Правая ладонь, неестественно тяжелая, скользнула вверх и вбок по влажной стене, нащупала дверной проем и ручку – именно в этой двери Стас видел сейчас свое спасение (или гибель: кто знает, что там, за закрытой дверью?).
Не отрывая лопаток от скользкой поверхности стены, он двинулся к проему, сделал шаг, заставляя ноги преодолеть сопротивление воды, плотной и вязкой, как кисель. Толкнул пальцами дверь (музыка вырвалась наружу, став в разы громче) и протиснулся в зал «Д», но тут же замер на пороге.
Первое, что он увидел, – фотографию во весь экран.
Не узнать ее было невозможно. Среди многих других она хранилась в семейном альбоме в бархатистой алой обложке в доме Платовых. Старая, выцветшая фотография, затертая по краям.
С экрана на Стаса смотрел умерший дед.
Снимок был сделан в гараже, а дед, поджарый, совсем не похожий на тех, кому за семьдесят, держал в одной руке снаряженный для ловли щуки спиннинг, а другой опирался на капот своего «Москвича», такого же молодцеватого на вид.
Совсем некстати Стас вспомнил, что у машины вечно скрипела передняя подвеска, а с указателем поворота порой включались «дворники». И этот цвет… («Деда, неужели он так и называется?») Цвет «Валентина» – сочный, сине-фиолетовый – всплыл в памяти и словно окрасил, оживил мертвую фотографию и те полустертые воспоминания, запрятанные Стасом даже от самого себя.
Дед медленно наклонил голову и взглянул Стасу прямо в глаза.
– Ох, господи…
Стас отшатнулся и чуть не вывалился обратно в холл, но успел ухватиться за дверной проем.
Ноги ослабли, из них будто вынули кости.
Все это казалось дурным сном, слишком дурным, слишком ненастоящим. Стас внутренне ждал, что кто-то сейчас тряхнет его за плечо, опустит меж лопаток кулак, ударит по щекам и выбьет из него этот затянувшийся кошмар.
Экран погас, фотография исчезла, и включилась подсветка зала. Стас прищурился, вгляделся в очертания пустых красных кресел и заставил себя медленно двинуться вниз. Что бы ни происходило, ему важно спуститься. Жизненно важно.
Там, на противоположной стороне, находился пожарный выход, легко отпирающийся изнутри без ключа, стоило лишь сдвинуть щеколду. Правда, ту часть зала, где маячила спасительная дверь, не меньше чем на метр залила вода.
Тут краем глаза Стас заметил, что в одном из кресел кто-то сидит и смотрит на него.
Сидит и смотрит.
Музыка оборвалась, из колонок послышался глухой треск, и уровень воды каким-то непостижимым образом стал выше почти вдвое. Стас будто ухнул в яму, провалившись по грудь.

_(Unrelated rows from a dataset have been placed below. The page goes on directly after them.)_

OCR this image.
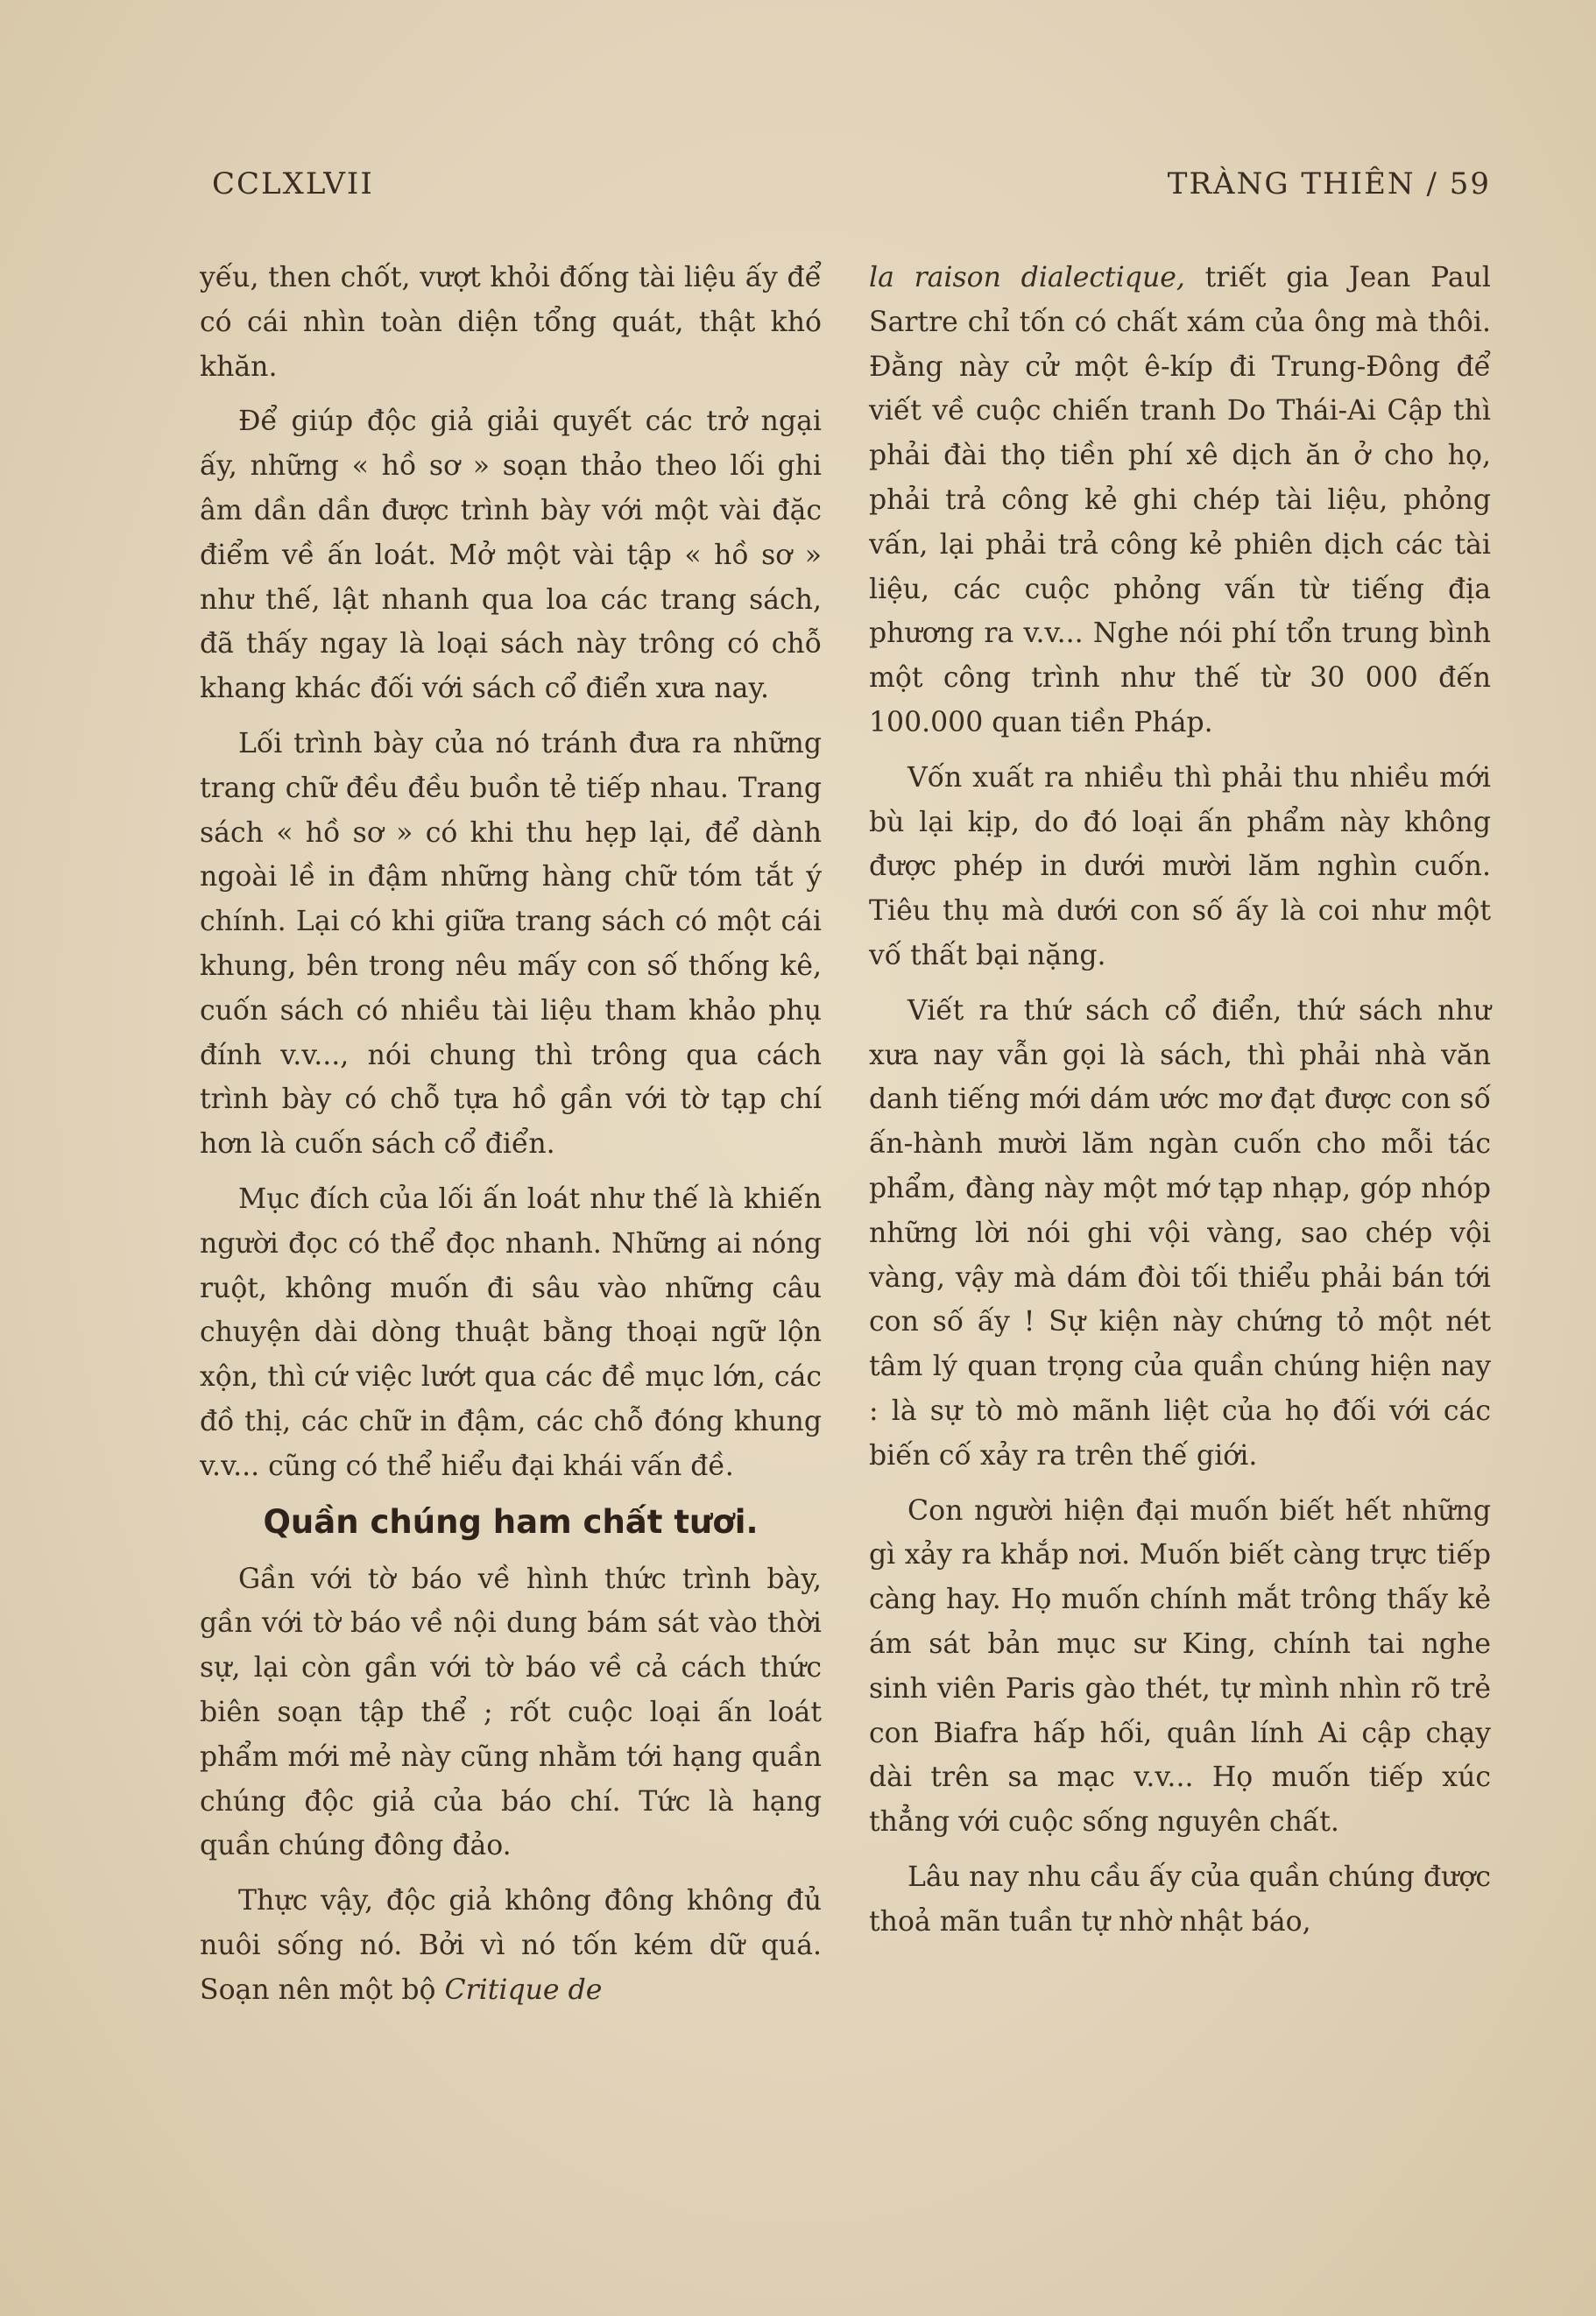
CCLXLVII	TRÀNG THIÊN / 59

yếu, then chốt, vượt khỏi đống tài liệu ấy để có cái nhìn toàn diện tổng quát, thật khó khăn.

Để giúp độc giả giải quyết các trở ngại ấy, những « hồ sơ » soạn thảo theo lối ghi âm dần dần được trình bày với một vài đặc điểm về ấn loát. Mở một vài tập « hồ sơ » như thế, lật nhanh qua loa các trang sách, đã thấy ngay là loại sách này trông có chỗ khang khác đối với sách cổ điển xưa nay.

Lối trình bày của nó tránh đưa ra những trang chữ đều đều buồn tẻ tiếp nhau. Trang sách « hồ sơ » có khi thu hẹp lại, để dành ngoài lề in đậm những hàng chữ tóm tắt ý chính. Lại có khi giữa trang sách có một cái khung, bên trong nêu mấy con số thống kê, cuốn sách có nhiều tài liệu tham khảo phụ đính v.v..., nói chung thì trông qua cách trình bày có chỗ tựa hồ gần với tờ tạp chí hơn là cuốn sách cổ điển.

Mục đích của lối ấn loát như thế là khiến người đọc có thể đọc nhanh. Những ai nóng ruột, không muốn đi sâu vào những câu chuyện dài dòng thuật bằng thoại ngữ lộn xộn, thì cứ việc lướt qua các đề mục lớn, các đồ thị, các chữ in đậm, các chỗ đóng khung v.v... cũng có thể hiểu đại khái vấn đề.

Quần chúng ham chất tươi.

Gần với tờ báo về hình thức trình bày, gần với tờ báo về nội dung bám sát vào thời sự, lại còn gần với tờ báo về cả cách thức biên soạn tập thể ; rốt cuộc loại ấn loát phẩm mới mẻ này cũng nhằm tới hạng quần chúng độc giả của báo chí. Tức là hạng quần chúng đông đảo.

Thực vậy, độc giả không đông không đủ nuôi sống nó. Bởi vì nó tốn kém dữ quá. Soạn nên một bộ Critique de

la raison dialectique, triết gia Jean Paul Sartre chỉ tốn có chất xám của ông mà thôi. Đằng này cử một ê-kíp đi Trung-Đông để viết về cuộc chiến tranh Do Thái-Ai Cập thì phải đài thọ tiền phí xê dịch ăn ở cho họ, phải trả công kẻ ghi chép tài liệu, phỏng vấn, lại phải trả công kẻ phiên dịch các tài liệu, các cuộc phỏng vấn từ tiếng địa phương ra v.v... Nghe nói phí tổn trung bình một công trình như thế từ 30 000 đến 100.000 quan tiền Pháp.

Vốn xuất ra nhiều thì phải thu nhiều mới bù lại kịp, do đó loại ấn phẩm này không được phép in dưới mười lăm nghìn cuốn. Tiêu thụ mà dưới con số ấy là coi như một vố thất bại nặng.

Viết ra thứ sách cổ điển, thứ sách như xưa nay vẫn gọi là sách, thì phải nhà văn danh tiếng mới dám ước mơ đạt được con số ấn-hành mười lăm ngàn cuốn cho mỗi tác phẩm, đàng này một mớ tạp nhạp, góp nhóp những lời nói ghi vội vàng, sao chép vội vàng, vậy mà dám đòi tối thiểu phải bán tới con số ấy ! Sự kiện này chứng tỏ một nét tâm lý quan trọng của quần chúng hiện nay : là sự tò mò mãnh liệt của họ đối với các biến cố xảy ra trên thế giới.

Con người hiện đại muốn biết hết những gì xảy ra khắp nơi. Muốn biết càng trực tiếp càng hay. Họ muốn chính mắt trông thấy kẻ ám sát bản mục sư King, chính tai nghe sinh viên Paris gào thét, tự mình nhìn rõ trẻ con Biafra hấp hối, quân lính Ai cập chạy dài trên sa mạc v.v... Họ muốn tiếp xúc thẳng với cuộc sống nguyên chất.

Lâu nay nhu cầu ấy của quần chúng được thoả mãn tuần tự nhờ nhật báo,
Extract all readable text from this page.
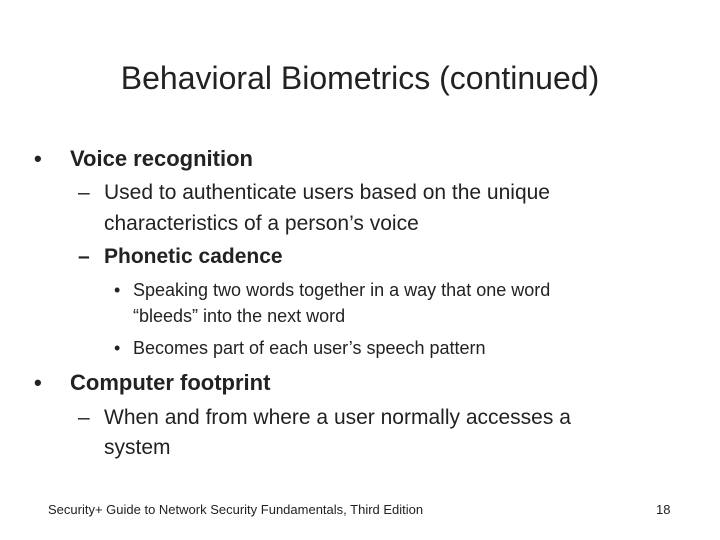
Behavioral Biometrics (continued)
• Voice recognition
– Used to authenticate users based on the unique
characteristics of a person’s voice
– Phonetic cadence
• Speaking two words together in a way that one word
“bleeds” into the next word
• Becomes part of each user’s speech pattern
• Computer footprint
– When and from where a user normally accesses a
system
Security+ Guide to Network Security Fundamentals, Third Edition	18
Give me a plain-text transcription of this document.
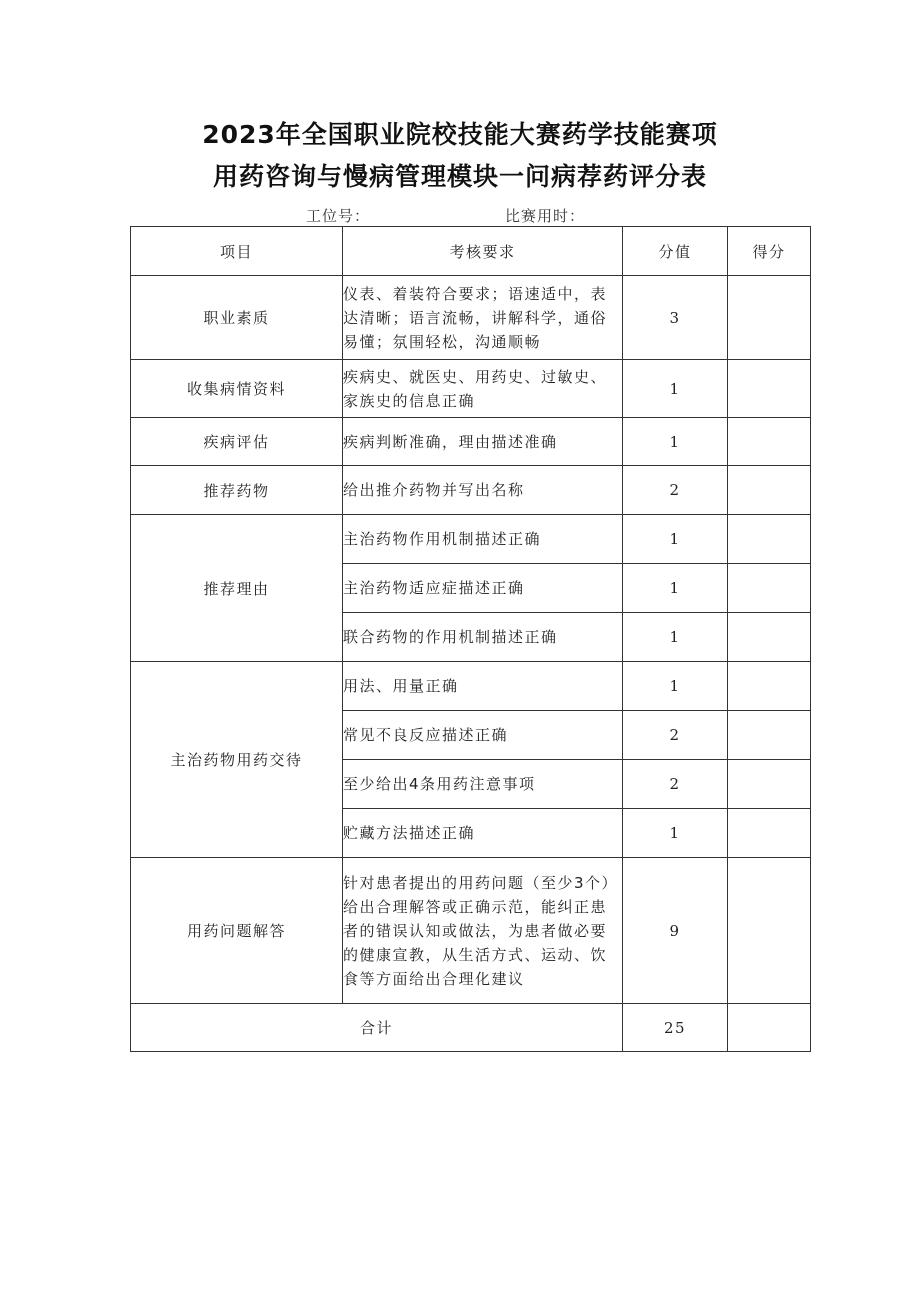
2023年全国职业院校技能大赛药学技能赛项
用药咨询与慢病管理模块一问病荐药评分表
工位号：	比赛用时：
项目	考核要求	分值	得分
职业素质	仪表、着装符合要求；语速适中，表达清晰；语言流畅，讲解科学，通俗易懂；氛围轻松，沟通顺畅	3	
收集病情资料	疾病史、就医史、用药史、过敏史、家族史的信息正确	1	
疾病评估	疾病判断准确，理由描述准确	1	
推荐药物	给出推介药物并写出名称	2	
推荐理由	主治药物作用机制描述正确	1	
	主治药物适应症描述正确	1	
	联合药物的作用机制描述正确	1	
主治药物用药交待	用法、用量正确	1	
	常见不良反应描述正确	2	
	至少给出4条用药注意事项	2	
	贮藏方法描述正确	1	
用药问题解答	针对患者提出的用药问题（至少3个）给出合理解答或正确示范，能纠正患者的错误认知或做法，为患者做必要的健康宣教，从生活方式、运动、饮食等方面给出合理化建议	9	
合计		25	
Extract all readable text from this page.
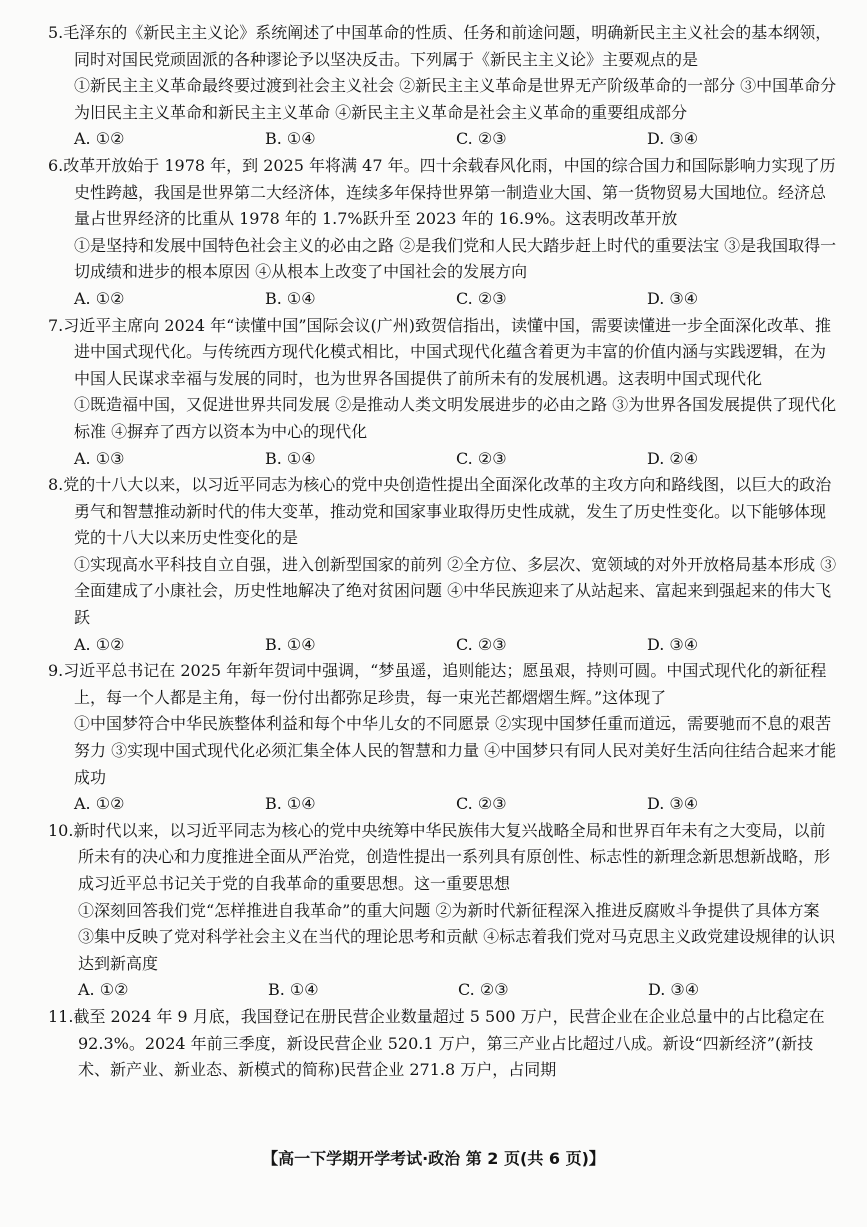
5.毛泽东的《新民主主义论》系统阐述了中国革命的性质、任务和前途问题，明确新民主主义社会的基本纲领，同时对国民党顽固派的各种谬论予以坚决反击。下列属于《新民主主义论》主要观点的是

①新民主主义革命最终要过渡到社会主义社会 ②新民主主义革命是世界无产阶级革命的一部分 ③中国革命分为旧民主主义革命和新民主主义革命 ④新民主主义革命是社会主义革命的重要组成部分

A. ①②	B. ①④	C. ②③	D. ③④

6.改革开放始于 1978 年，到 2025 年将满 47 年。四十余载春风化雨，中国的综合国力和国际影响力实现了历史性跨越，我国是世界第二大经济体，连续多年保持世界第一制造业大国、第一货物贸易大国地位。经济总量占世界经济的比重从 1978 年的 1.7%跃升至 2023 年的 16.9%。这表明改革开放

①是坚持和发展中国特色社会主义的必由之路 ②是我们党和人民大踏步赶上时代的重要法宝 ③是我国取得一切成绩和进步的根本原因 ④从根本上改变了中国社会的发展方向

A. ①②	B. ①④	C. ②③	D. ③④

7.习近平主席向 2024 年“读懂中国”国际会议(广州)致贺信指出，读懂中国，需要读懂进一步全面深化改革、推进中国式现代化。与传统西方现代化模式相比，中国式现代化蕴含着更为丰富的价值内涵与实践逻辑，在为中国人民谋求幸福与发展的同时，也为世界各国提供了前所未有的发展机遇。这表明中国式现代化

①既造福中国，又促进世界共同发展 ②是推动人类文明发展进步的必由之路 ③为世界各国发展提供了现代化标准 ④摒弃了西方以资本为中心的现代化

A. ①③	B. ①④	C. ②③	D. ②④

8.党的十八大以来，以习近平同志为核心的党中央创造性提出全面深化改革的主攻方向和路线图，以巨大的政治勇气和智慧推动新时代的伟大变革，推动党和国家事业取得历史性成就，发生了历史性变化。以下能够体现党的十八大以来历史性变化的是

①实现高水平科技自立自强，进入创新型国家的前列 ②全方位、多层次、宽领域的对外开放格局基本形成 ③全面建成了小康社会，历史性地解决了绝对贫困问题 ④中华民族迎来了从站起来、富起来到强起来的伟大飞跃

A. ①②	B. ①④	C. ②③	D. ③④

9.习近平总书记在 2025 年新年贺词中强调，“梦虽遥，追则能达；愿虽艰，持则可圆。中国式现代化的新征程上，每一个人都是主角，每一份付出都弥足珍贵，每一束光芒都熠熠生辉。”这体现了

①中国梦符合中华民族整体利益和每个中华儿女的不同愿景 ②实现中国梦任重而道远，需要驰而不息的艰苦努力 ③实现中国式现代化必须汇集全体人民的智慧和力量 ④中国梦只有同人民对美好生活向往结合起来才能成功

A. ①②	B. ①④	C. ②③	D. ③④

10.新时代以来，以习近平同志为核心的党中央统筹中华民族伟大复兴战略全局和世界百年未有之大变局，以前所未有的决心和力度推进全面从严治党，创造性提出一系列具有原创性、标志性的新理念新思想新战略，形成习近平总书记关于党的自我革命的重要思想。这一重要思想

①深刻回答我们党“怎样推进自我革命”的重大问题 ②为新时代新征程深入推进反腐败斗争提供了具体方案 ③集中反映了党对科学社会主义在当代的理论思考和贡献 ④标志着我们党对马克思主义政党建设规律的认识达到新高度

A. ①②	B. ①④	C. ②③	D. ③④

11.截至 2024 年 9 月底，我国登记在册民营企业数量超过 5 500 万户，民营企业在企业总量中的占比稳定在 92.3%。2024 年前三季度，新设民营企业 520.1 万户，第三产业占比超过八成。新设“四新经济”(新技术、新产业、新业态、新模式的简称)民营企业 271.8 万户，占同期

【高一下学期开学考试·政治 第 2 页(共 6 页)】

Последние крупицы воли испарились, его накрыл животный отупляющий ужас, в голове зашумело. Он вжал голову в плечи, будто ожидал удара по затылку, и, повинуясь странному инстинкту, ринулся со ступеней вниз, в самую глубину.
Он упорно греб ледяную воду и самому себе напоминал попавшего в водоворот осла, испуганного и глупого. Но ведь ему осталось совсем чуть-чуть. Еще чуть-чуть продержаться, еще чуть-чуть, чтобы добраться до заветной двери.
Не добрался.
Сначала свело одну икроножную мышцу, следом – вторую. Тело выгнулось в долгой конвульсии, потеряло всякую чувствительность и перестало слушать приказы мозга. Стас хотел задержать дыхание и рвануть к поверхности, но ничего не вышло – вода снова его победила.